The custom is known as “jingrwai lawbei”, meaning “song of the clan’s first woman”, a reference to the Khasi people’s mythical original mother. And unusually for India, this is a matrilineal society. This means property and land are passed down from mother to daughter, while a husband moves in with his wife and takes her name.

Traditions may not last long as the modern world creeps into the remote Indian village of Kongthong.
Photo: AFP

The goddess of the family
“We consider the mother the goddess of the family. A mother looks after a family, after the inheritance we get from our ancestors,” Khongsit said.

But according to anthropologist Tiplut Nongbri, a professor at Jamia Millia Islamia university in Delhi, it is something of a “disguised patriarchy”. Women “don’t have decision-making powers. They can’t take part in politics”, she said. “Taking care of the children, that’s the women’s responsibility. Statecraft and all that is [a] male job.”

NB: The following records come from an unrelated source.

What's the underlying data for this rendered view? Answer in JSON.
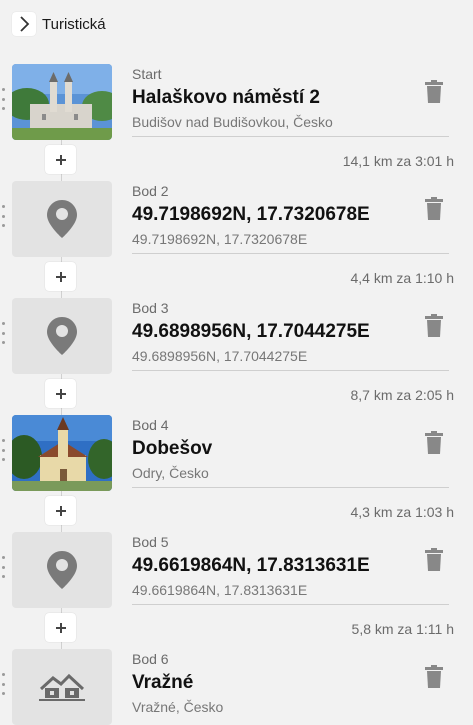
{
  "route_mode": {
    "label": "Turistická",
    "toggle_icon": "chevron-right-icon"
  },
  "colors": {
    "background": "#f2f2f2",
    "icon_gray": "#888888",
    "text_dark": "#111111",
    "text_muted": "#777777"
  },
  "waypoints": [
    {
      "kind": "Start",
      "title": "Halaškovo náměstí 2",
      "subtitle": "Budišov nad Budišovkou, Česko",
      "thumb": "photo-church-icon"
    },
    {
      "kind": "Bod 2",
      "title": "49.7198692N, 17.7320678E",
      "subtitle": "49.7198692N, 17.7320678E",
      "thumb": "map-pin-icon"
    },
    {
      "kind": "Bod 3",
      "title": "49.6898956N, 17.7044275E",
      "subtitle": "49.6898956N, 17.7044275E",
      "thumb": "map-pin-icon"
    },
    {
      "kind": "Bod 4",
      "title": "Dobešov",
      "subtitle": "Odry, Česko",
      "thumb": "photo-chapel-icon"
    },
    {
      "kind": "Bod 5",
      "title": "49.6619864N, 17.8313631E",
      "subtitle": "49.6619864N, 17.8313631E",
      "thumb": "map-pin-icon"
    },
    {
      "kind": "Bod 6",
      "title": "Vražné",
      "subtitle": "Vražné, Česko",
      "thumb": "village-icon"
    }
  ],
  "segments": [
    {
      "info": "14,1 km za 3:01 h"
    },
    {
      "info": "4,4 km za 1:10 h"
    },
    {
      "info": "8,7 km za 2:05 h"
    },
    {
      "info": "4,3 km za 1:03 h"
    },
    {
      "info": "5,8 km za 1:11 h"
    }
  ]
}
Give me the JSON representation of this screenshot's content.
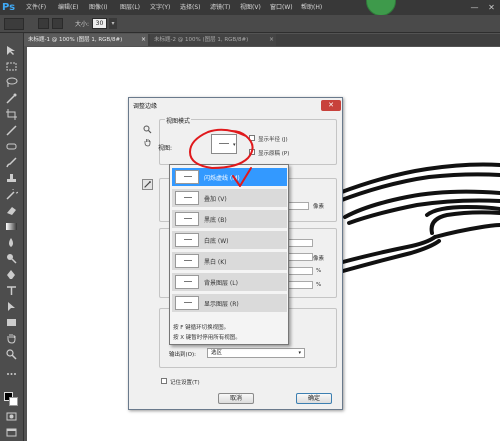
{
  "app": {
    "logo": "Ps"
  },
  "menu": [
    "文件(F)",
    "编辑(E)",
    "图像(I)",
    "图层(L)",
    "文字(Y)",
    "选择(S)",
    "滤镜(T)",
    "视图(V)",
    "窗口(W)",
    "帮助(H)"
  ],
  "window_controls": {
    "minimize": "—",
    "close": "✕"
  },
  "options_bar": {
    "size_label": "大小:",
    "size_value": "30"
  },
  "tabs": [
    {
      "label": "未标题-1 @ 100% (图层 1, RGB/8#)",
      "close": "×"
    },
    {
      "label": "未标题-2 @ 100% (图层 1, RGB/8#)",
      "close": "×"
    }
  ],
  "dialog": {
    "title": "调整边缘",
    "close": "✕",
    "view_mode_legend": "视图模式",
    "view_label": "视图:",
    "show_radius": "显示半径 (J)",
    "show_original": "显示原稿 (P)",
    "px_unit_1": "像素",
    "px_unit_2": "像素",
    "pct_1": "%",
    "pct_2": "%",
    "output_to_label": "输出到(O):",
    "output_to_value": "选区",
    "remember_settings": "记住设置(T)",
    "cancel": "取消",
    "ok": "确定"
  },
  "view_dropdown": {
    "items": [
      {
        "label": "闪烁虚线 (M)",
        "selected": true
      },
      {
        "label": "叠加 (V)",
        "selected": false
      },
      {
        "label": "黑底 (B)",
        "selected": false
      },
      {
        "label": "白底 (W)",
        "selected": false
      },
      {
        "label": "黑白 (K)",
        "selected": false
      },
      {
        "label": "背景图层 (L)",
        "selected": false
      },
      {
        "label": "显示图层 (R)",
        "selected": false
      }
    ],
    "hint_1": "按 F 键循环切换视图。",
    "hint_2": "按 X 键暂时停用所有视图。"
  },
  "annotations": {
    "color": "#e0191c"
  },
  "icons": {
    "zoom": "zoom-icon",
    "hand": "hand-icon",
    "brush": "brush-icon",
    "dropdown_arrow": "▾"
  }
}
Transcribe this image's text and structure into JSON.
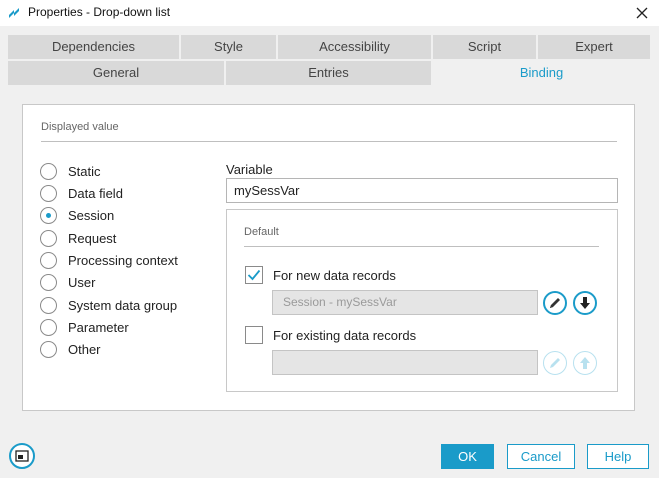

No one knows how “jingrwai lawbei” began, but locals think it is as old as the village, which has existed for as long as five centuries.

The tradition may not last much longer, though, as the modern world creeps into Kongthong in the shape of televisions and mobile phones. Some of the newer melodic names are taken from Bollywood songs.

And youngsters are less interested in singing out their friends’ names, preferring instead to phone them.